I'm not sure in all my years covering Roma that I've seen a transfer quite like Chris Smalling, a move that went from eye-rolling to jaw dropping in a matter of weeks really. Seriously, take a look back at our tête-à-tête with our Manchester United colleagues at The Busby Babe. While they were quick to praise certain aspects of his game, they didn't struggle to list his flaws either:
He’s also maybe the worst player on the ball I’ve seen in my time watching United. He spent some of his early years playing right-back, and he’s mobile, so he looks like he should be able to bring the ball out of the back, but when he does it is a terrifying sight (and not in a good way). Despite his age and experience, he is still error prone as well. Three good games on the trot, and you’re thinking, “We’ve got ourselves a player here,” and then out of nowhere a complete brain freeze that leads to a goal. Then his confidence goes, and now he’s stressing you out for the next month every time the ball gets near him.

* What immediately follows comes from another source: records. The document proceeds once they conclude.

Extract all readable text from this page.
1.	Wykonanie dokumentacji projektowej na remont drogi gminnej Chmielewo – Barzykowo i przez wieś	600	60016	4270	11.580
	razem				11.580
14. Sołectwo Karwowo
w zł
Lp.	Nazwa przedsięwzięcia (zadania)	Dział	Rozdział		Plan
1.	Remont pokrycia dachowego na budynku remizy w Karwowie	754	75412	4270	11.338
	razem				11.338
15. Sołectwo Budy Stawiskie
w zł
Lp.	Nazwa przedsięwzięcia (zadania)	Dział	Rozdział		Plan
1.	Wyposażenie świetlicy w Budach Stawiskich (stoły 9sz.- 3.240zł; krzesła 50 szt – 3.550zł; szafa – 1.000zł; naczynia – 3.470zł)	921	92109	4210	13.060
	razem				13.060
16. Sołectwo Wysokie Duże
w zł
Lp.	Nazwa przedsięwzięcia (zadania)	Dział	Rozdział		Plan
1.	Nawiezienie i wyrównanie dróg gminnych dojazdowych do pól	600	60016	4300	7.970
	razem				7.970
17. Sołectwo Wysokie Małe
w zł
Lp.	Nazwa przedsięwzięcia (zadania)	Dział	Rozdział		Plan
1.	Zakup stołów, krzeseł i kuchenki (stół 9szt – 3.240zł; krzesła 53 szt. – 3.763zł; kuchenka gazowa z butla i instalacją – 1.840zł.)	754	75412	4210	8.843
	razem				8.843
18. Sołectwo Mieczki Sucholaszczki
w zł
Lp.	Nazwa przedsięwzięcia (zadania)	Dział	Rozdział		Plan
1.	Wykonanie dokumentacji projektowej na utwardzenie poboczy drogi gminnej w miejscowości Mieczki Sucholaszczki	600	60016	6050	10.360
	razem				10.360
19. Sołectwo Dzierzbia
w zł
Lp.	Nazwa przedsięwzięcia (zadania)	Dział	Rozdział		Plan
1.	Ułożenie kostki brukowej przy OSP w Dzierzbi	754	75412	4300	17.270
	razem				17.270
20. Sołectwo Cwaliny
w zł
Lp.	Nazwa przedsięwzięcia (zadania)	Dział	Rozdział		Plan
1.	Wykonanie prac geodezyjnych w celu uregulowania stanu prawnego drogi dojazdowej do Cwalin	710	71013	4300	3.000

At best United fans were indifferent towards Smalling back in August, while at worst they were laughing at Roma for thinking Smalling would be anything but a catastrophe. And when coupled with their other Premiership dealings (Davide Zappacosta and Henrikh Mkhitaryan), Roma ran the risk of becoming a laughing stock.
Smalling was seen as a well-intentioned but mistake prone player at this point in his career, but through the first half of the season we've seen, what, maybe three or four unforced errors from him?
Not only has Smalling been excellent, he's been remarkably consistent. So much so that Roma have presumably been locked in behind-the-scenes negotiations to secure Smalling's services permanently, with Gianluca Petrachi attempting to whittle down United's rumored €20 million asking price.
With Roma offering a rumored €15 million for Smalling, most of us believed it was only a matter of time before the two sides hammered out a deal for the 30-year-old centerback, but thanks to his stellar play the past four months things have changed. Dramatically.
Not only was England CT Gareth Southgate at Friday's match at the San Siro to scout Smalling for a potential return to the national team, but United manager Ole Gunnar Solskjaer said in no uncertain terms that he expects Smalling to return to Manchester next season. And we haven't even mentioned the unsubstantiated rumors that Arsenal might try to steal Smalling from Roma altogether.
Needless to say, Smalling's standing in the game has changed substantially since August, but how much weight should we give to Solskjaer's claim? Ole was simply answering a one-off question from an English reporter and, in the very next breath, reiterated the reasons why Smalling was loaned in the first place—he was never going to be first choice for United.
In essence we have three issues at play here. First and foremost, what does Chris want? Based on outward appearances he's enjoying his time in Rome, and he's certainly taken to the league tactically speaking, but will the overt racism displayed in certain corners of Italy turn him off of life in Serie A? Will his family want to return to more familiar settings? Does he miss gray skies and dry humor?
Secondly, just how much clout does Ole actually have at Old Trafford? He's only in his first full-season as United's manager and has led them to a distant fifth place so far. Does he have enough influence to dictate the club's transfers? And for that matter, is retaining a 30-year-old defender really a top priority for the club?
Which brings us to the third, final, and perhaps most obvious point: what does United want? Are they in a position to turn down a potential €20 million on what was a redundant asset for them? Are they willing to gamble that Solskjaer can replicate Paulo Fonseca's formula for Smalling success?
This isn't an easy knot to untie, but if you think about it, it's really all Smalling's fault. If he just showed up and sucked like United fans expected, this would be an easy decision. But no, he had to go and become arguably the best defender in Italy, setting us all up for a massive summer disappointment.
Despite Ole's assertions, this will ultimately come down to money. United want it and Roma can (hopefully) supply it.
Smalling has been a revelation for Roma, and they would be wise to exhaust all options to keep him.